Se estás a pensar comprar casa em breve, aqui está o que fazer agora:

  1. Calcula a tua taxa de esforço atual: pega no teu rendimento líquido mensal, soma todas as prestações que já pagas, e divide. Se o resultado for confortavelmente inferior a 45%, tens margem. Se estiver perto ou acima, prepara-te para uma resposta difícil.
  2. Se tens um processo em curso, percebe em que regras cais. As avaliações de solvabilidade feitas até 31 de julho seguem o limite antigo de 50%. A partir de 1 de agosto, é 45%.
  3. Faz uma simulação antes de ires ao banco: o simulador de quanto podes pedir dá-te uma estimativa do montante máximo, e o comparador de crédito habitação ajuda-te a perceber as diferenças entre propostas. É um ponto de partida, não uma aprovação.
  4. Reúne a documentação: últimos 3 recibos de vencimento, últimas 2 declarações de IRS, extratos bancários recentes.
  5. Pede uma pré-aprovação antes de fazer ofertas por imóveis, para saberes concretamente com quanto contas.
  6. Considera um assessor financeiro independente se tiveres dúvidas sobre se comprar, arrendar ou investir, porque cada opção tem implicações diferentes, que deves avaliar à luz da tua situação pessoal.
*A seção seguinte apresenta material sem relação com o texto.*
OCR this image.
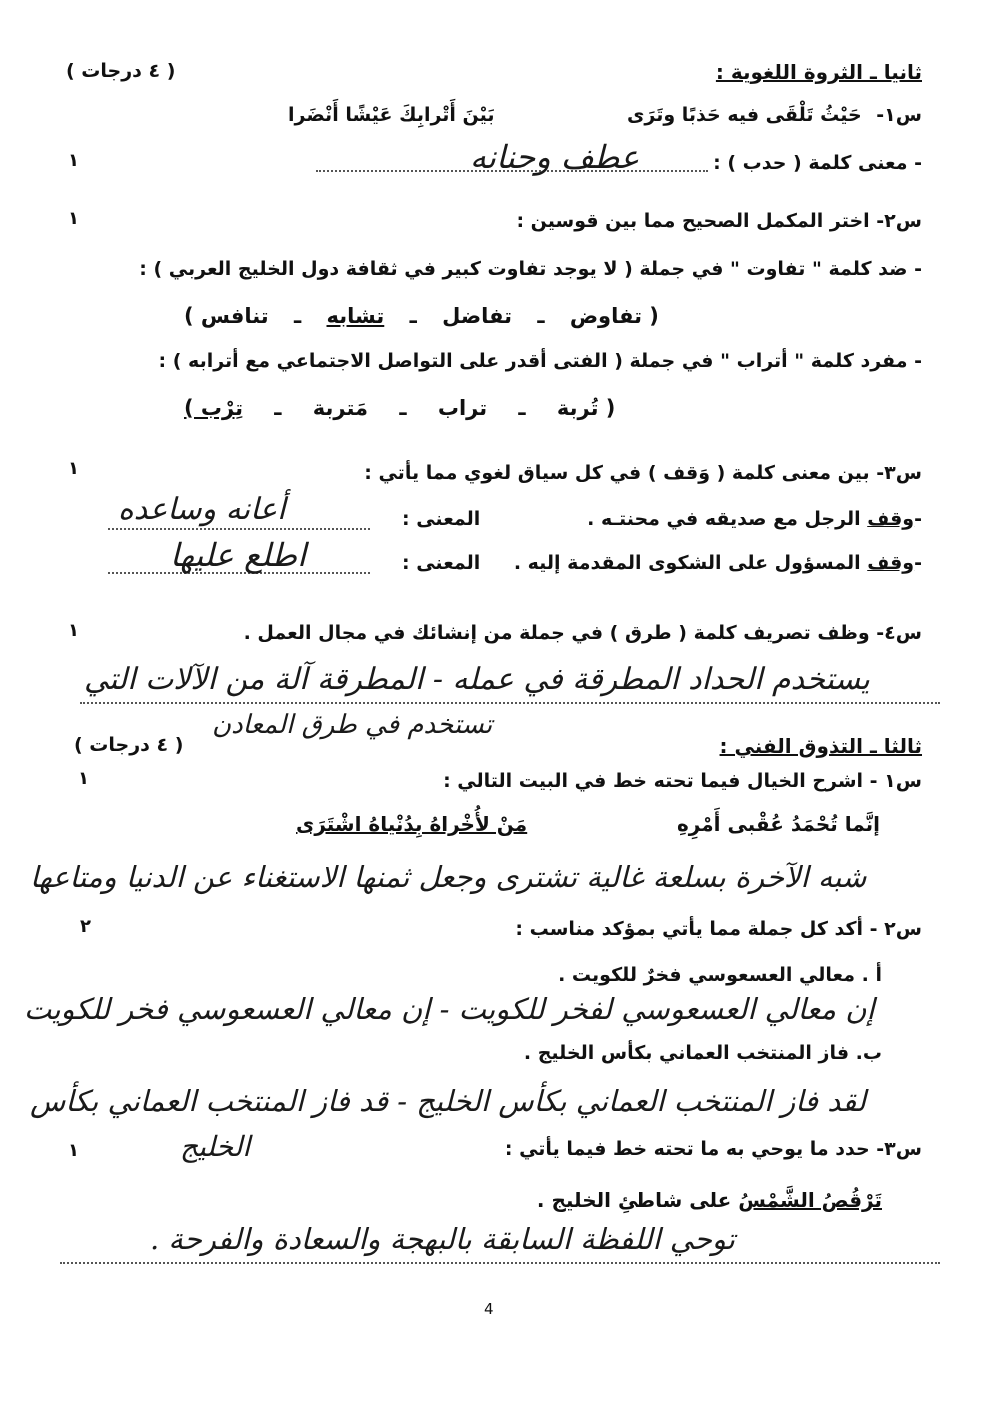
ثانيا ـ الثروة اللغوية :
( ٤ درجات )
س١- حَيْثُ تَلْقَى فيه حَذبًا وتَرَى
بَيْنَ أَتْرابِكَ عَيْشًا أَنْضَرا
- معنى كلمة ( حدب ) :
عطف وحنانه
١
س٢- اختر المكمل الصحيح مما بين قوسين :
١
- ضد كلمة " تفاوت " في جملة ( لا يوجد تفاوت كبير في ثقافة دول الخليج العربي ) :
( تفاوض ـ تفاضل ـ تشابه ـ تنافس )
- مفرد كلمة " أتراب " في جملة ( الفتى أقدر على التواصل الاجتماعي مع أترابه ) :
( تُربة ـ تراب ـ مَتربة ـ تِرْب )
س٣- بين معنى كلمة ( وَقف ) في كل سياق لغوي مما يأتي :
١
-وقف الرجل مع صديقه في محنتـه .
المعنى :
أعانه وساعده
-وقف المسؤول على الشكوى المقدمة إليه .
المعنى :
اطلع عليها
س٤- وظف تصريف كلمة ( طرق ) في جملة من إنشائك في مجال العمل .
١
يستخدم الحداد المطرقة في عمله - المطرقة آلة من الآلات التي
تستخدم في طرق المعادن
ثالثا ـ التذوق الفني :
( ٤ درجات )
س١ - اشرح الخيال فيما تحته خط في البيت التالي :
١
إنَّما تُحْمَدُ عُقْبى أَمْرِهِ
مَنْ لأُخْراهُ بِدُنْياهُ اشْتَرَى
شبه الآخرة بسلعة غالية تشترى وجعل ثمنها الاستغناء عن الدنيا ومتاعها
س٢ - أكد كل جملة مما يأتي بمؤكد مناسب :
٢
أ . معالي العسعوسي فخرٌ للكويت .
إن معالي العسعوسي لفخر للكويت - إن معالي العسعوسي فخر للكويت
ب. فاز المنتخب العماني بكأس الخليج .
لقد فاز المنتخب العماني بكأس الخليج - قد فاز المنتخب العماني بكأس
الخليج	س٣- حدد ما يوحي به ما تحته خط فيما يأتي :
١
تَرْقُصُ الشَّمْسُ على شاطئِ الخليج .
توحي اللفظة السابقة بالبهجة والسعادة والفرحة .
4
E já que estás a organizar as tuas finanças para esta decisão, pode também fazer sentido rever a tua estratégia de poupança e fundo de emergência. Ter uma almofada financeira sólida é essencial antes de assumir um compromisso de décadas, e podes calcular a tua no simulador de fundo de emergência.


Este artigo tem fins exclusivamente educativos. Não é aconselhamento financeiro nem recomendação personalizada — a tua situação é única e a decisão deve ser tomada com base nela. Os limites e números aqui referidos refletem as regras do Banco de Portugal aplicáveis a avaliações de solvabilidade realizadas a partir de 1 de agosto de 2026; regulamentação, taxas e condições mudam, pelo que deves confirmar sempre com fontes oficiais e o teu banco antes de tomar qualquer decisão.

Perguntas frequentes

Como é que o banco calcula a taxa de esforço?
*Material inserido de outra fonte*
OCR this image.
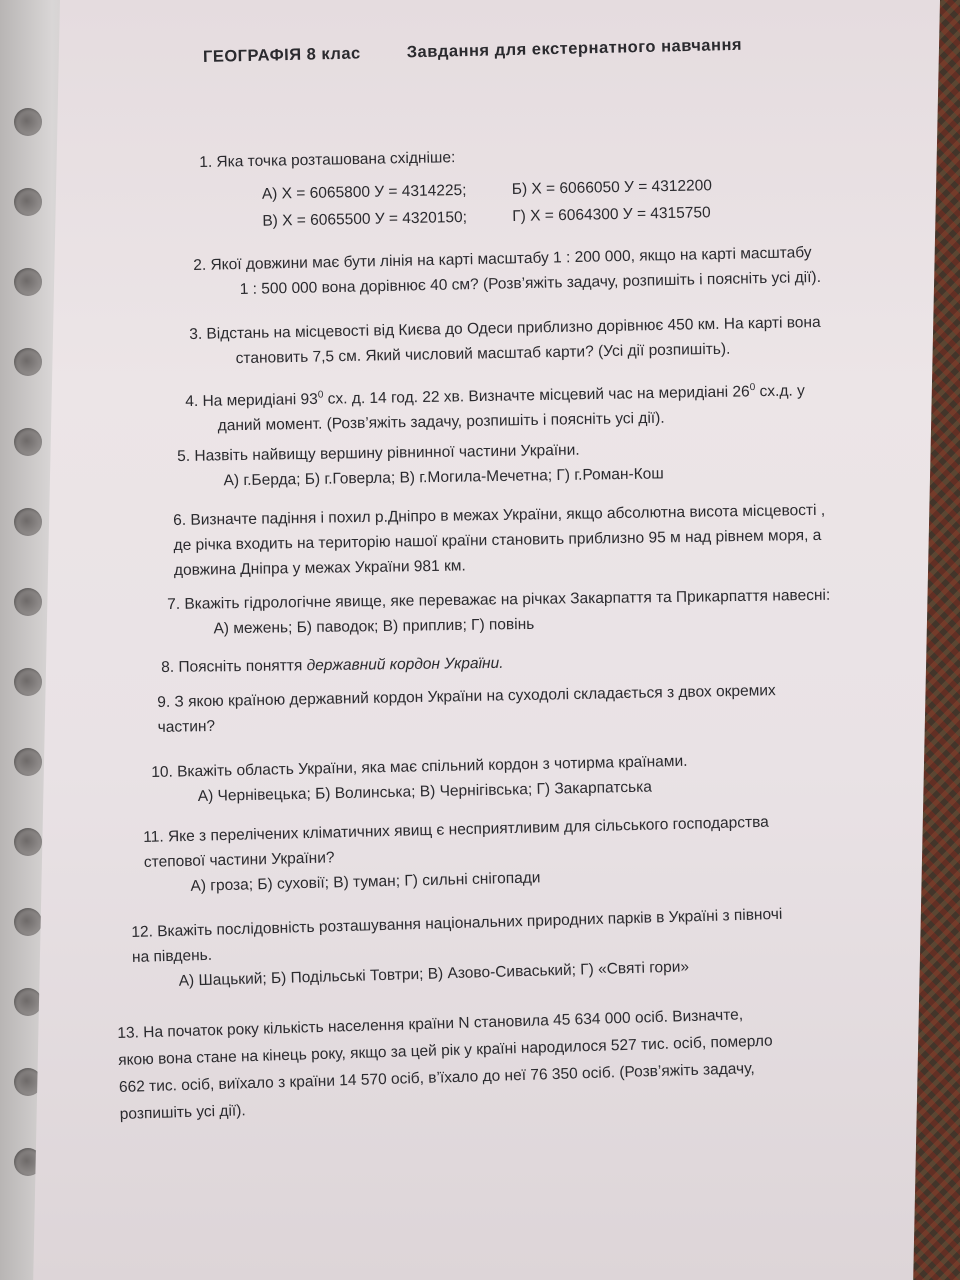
ГЕОГРАФІЯ 8 клас	Завдання для екстернатного навчання
1. Яка точка розташована східніше:
А) Х = 6065800 У = 4314225;	Б) Х = 6066050 У = 4312200
В) Х = 6065500 У = 4320150;	Г) Х = 6064300 У = 4315750
2. Якої довжини має бути лінія на карті масштабу 1 : 200 000, якщо на карті масштабу
1 : 500 000 вона дорівнює 40 см? (Розв’яжіть задачу, розпишіть і поясніть усі дії).
3. Відстань на місцевості від Києва до Одеси приблизно дорівнює 450 км. На карті вона
становить 7,5 см. Який числовий масштаб карти? (Усі дії розпишіть).
4. На меридіані $93^0$ сх. д. 14 год. 22 хв. Визначте місцевий час на меридіані $26^0$ сх.д. у
даний момент. (Розв’яжіть задачу, розпишіть і поясніть усі дії).
5. Назвіть найвищу вершину рівнинної частини України.
А) г.Берда; Б) г.Говерла; В) г.Могила-Мечетна; Г) г.Роман-Кош
6. Визначте падіння і похил р.Дніпро в межах України, якщо абсолютна висота місцевості ,
де річка входить на територію нашої країни становить приблизно 95 м над рівнем моря, а
довжина Дніпра у межах України 981 км.
7. Вкажіть гідрологічне явище, яке переважає на річках Закарпаття та Прикарпаття навесні:
А) межень; Б) паводок; В) приплив; Г) повінь
8. Поясніть поняття державний кордон України.
9. З якою країною державний кордон України на суходолі складається з двох окремих
частин?
10. Вкажіть область України, яка має спільний кордон з чотирма країнами.
А) Чернівецька; Б) Волинська; В) Чернігівська; Г) Закарпатська
11. Яке з перелічених кліматичних явищ є несприятливим для сільського господарства
степової частини України?
А) гроза; Б) суховії; В) туман; Г) сильні снігопади
12. Вкажіть послідовність розташування національних природних парків в Україні з півночі
на південь.
А) Шацький; Б) Подільські Товтри; В) Азово-Сиваський; Г) «Святі гори»
13. На початок року кількість населення країни N становила 45 634 000 осіб. Визначте,
якою вона стане на кінець року, якщо за цей рік у країні народилося 527 тис. осіб, померло
662 тис. осіб, виїхало з країни 14 570 осіб, в’їхало до неї 76 350 осіб. (Розв’яжіть задачу,
розпишіть усі дії).
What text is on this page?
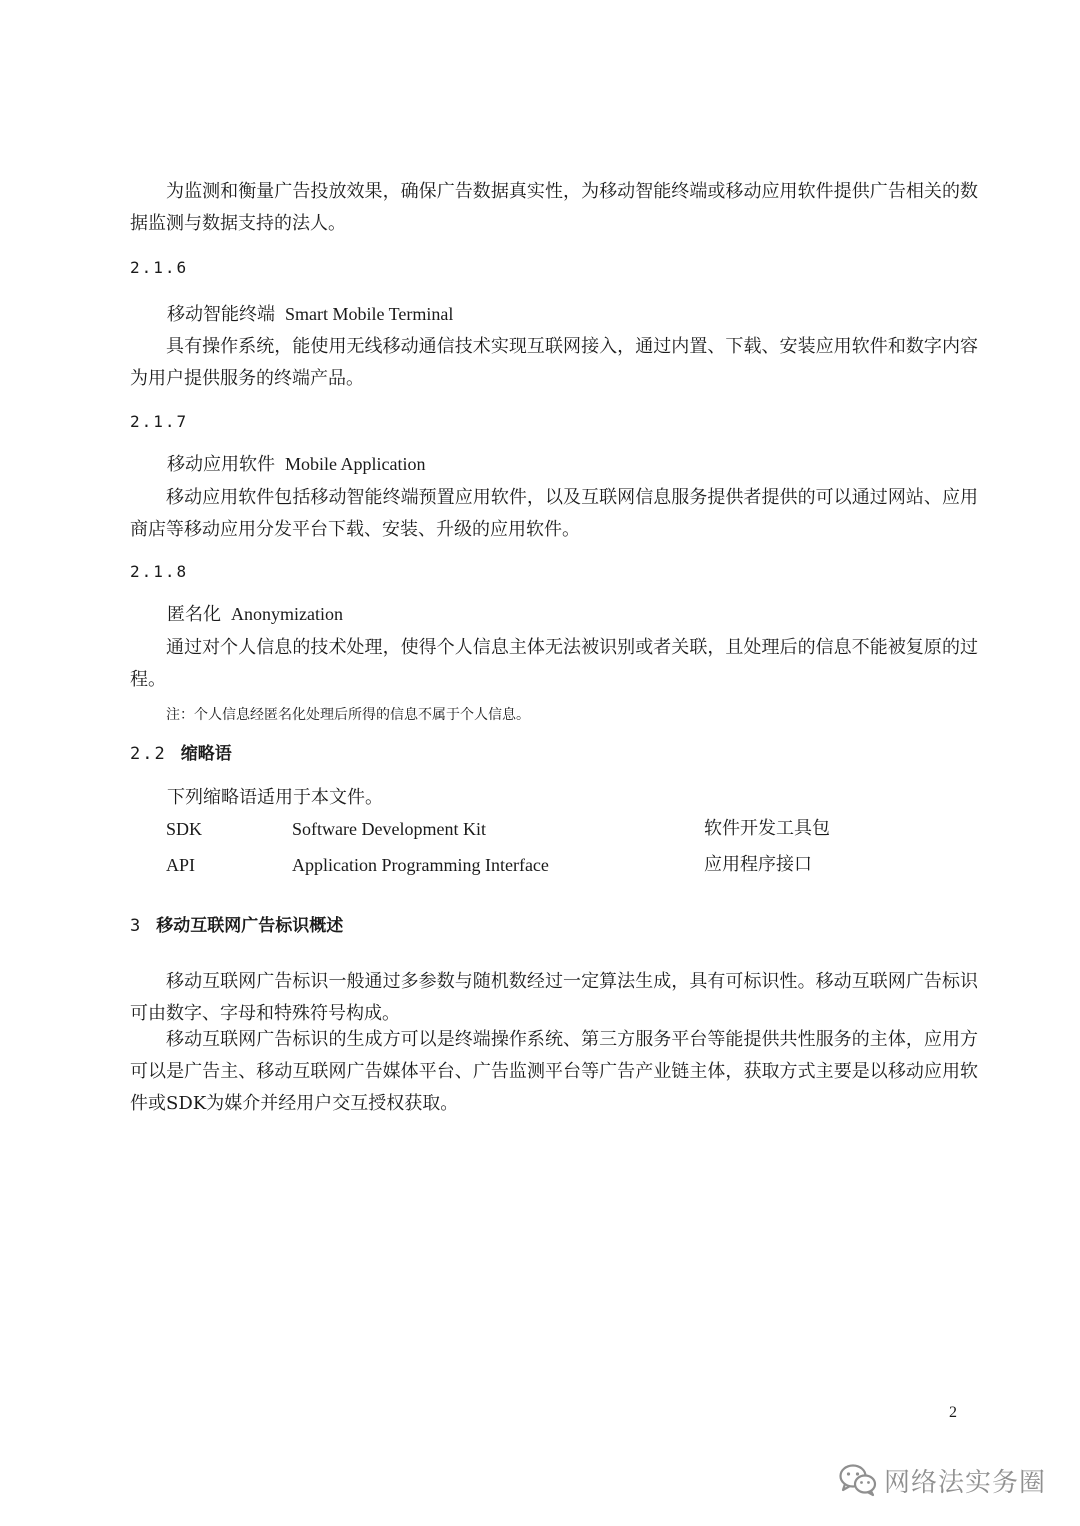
为监测和衡量广告投放效果，确保广告数据真实性，为移动智能终端或移动应用软件提供广告相关的数据监测与数据支持的法人。

2.1.6
移动智能终端 Smart Mobile Terminal

具有操作系统，能使用无线移动通信技术实现互联网接入，通过内置、下载、安装应用软件和数字内容为用户提供服务的终端产品。

2.1.7
移动应用软件 Mobile Application

移动应用软件包括移动智能终端预置应用软件，以及互联网信息服务提供者提供的可以通过网站、应用商店等移动应用分发平台下载、安装、升级的应用软件。

2.1.8
匿名化 Anonymization

通过对个人信息的技术处理，使得个人信息主体无法被识别或者关联，且处理后的信息不能被复原的过程。

注：个人信息经匿名化处理后所得的信息不属于个人信息。
2.2 缩略语
下列缩略语适用于本文件。
SDK	Software Development Kit	软件开发工具包
API	Application Programming Interface	应用程序接口
3 移动互联网广告标识概述

移动互联网广告标识一般通过多参数与随机数经过一定算法生成，具有可标识性。移动互联网广告标识可由数字、字母和特殊符号构成。

移动互联网广告标识的生成方可以是终端操作系统、第三方服务平台等能提供共性服务的主体，应用方可以是广告主、移动互联网广告媒体平台、广告监测平台等广告产业链主体，获取方式主要是以移动应用软件或SDK为媒介并经用户交互授权获取。

2
网络法实务圈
O banco divide a soma das tuas prestações mensais pelo rendimento líquido. Por exemplo, se ganhas €2.000 líquidos e tens €900 em créditos, a taxa é 45% (900÷2000×100). O banco considera apenas o rendimento já após impostos e descontos para Segurança Social.

Quanto dinheiro preciso de entrada para comprar casa?

Legalmente, precisas de pelo menos 10% do valor da casa como capital próprio (LTV máximo 90% para habitação própria). Mas tens ainda de contar com custos de transação como IMT, imposto do selo e escritura, que podem totalizar €5.000 a €15.000 adicionais para uma casa de €200.000.

A mudança da taxa de esforço para 45% afeta-me?

Se ganhas até €2.000 mensais líquidos, provavelmente sentes impacto — significando menos capacidade de compra. Se ganhas mais ou não tens outros créditos, o efeito é menor. Dados de 2026 indicam que 24% dos candidatos sentiram restrição com esta mudança.